Tax document automation utilities have dramatically improved over the past few years at a faster rate than other tax and accounting software. My first exposure to tax document automation occurred when I attended the AICPA Information Technology Conference in June 2008. I recall a speaker in one of the sessions asking for feedback from attendees who had implemented tax document automation software in their firms. Understandably, the responses were mixed as tax document automation tools were in their infancy at that time. Since then, OCR technology has advanced in its accuracy and its programming to recognize a greater number of forms. Vendors that were revolutionary in the market have added features and integrations. Many practitioners are satisfied with how these tools have improved from year to year. Firms that evaluated tax document automation tools several years ago may be pleasantly surprised to see how they have evolved.

However, it is important to have realistic expectations of what the software can accomplish.

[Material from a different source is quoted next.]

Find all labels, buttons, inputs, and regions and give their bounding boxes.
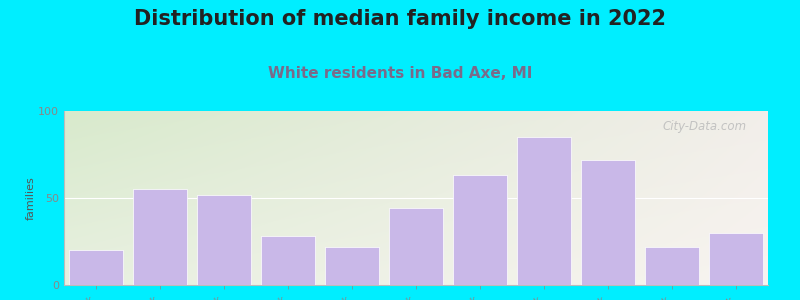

Although tax document automation utilities have dramatically progressed, they may only be able to get a tax return 80 percent complete, for example. Each of the vendors recommends that human eyes verify the amounts captured by the OCR software and ensure that they are properly reported on the tax return.

Successfully adopting a tax document automation product requires more than simply purchasing the software. A firm should invest in a good document scanner and make sure that documents are scanned at a good enough quality level for the OCR to properly read the text. The “garbage-in, garbage-out” phrase certainly applies to the scanning step of tax document automation. Firms will also need to map out new workflow procedures and processes. The roles and responsibilities of both professional and administrative staff change when tax document automation software is implemented. Training staff to properly use the new hardware and software is key to making sure the tax document automation train doesn’t derail.

I encourage practitioners who are still skeptical of the effectiveness of tax document automation technologies to at least give them a try. Each of the products reviewed has some sort of evaluation version or a limited number of free uses. When testing, firms should use a variety of source documents with different scan qualities to see how the software performs. Even though each falls just short of waving a magic wand that instantly completes tax returns without human effort, they provide timesaving tools that help many firms become more efficient and profitable.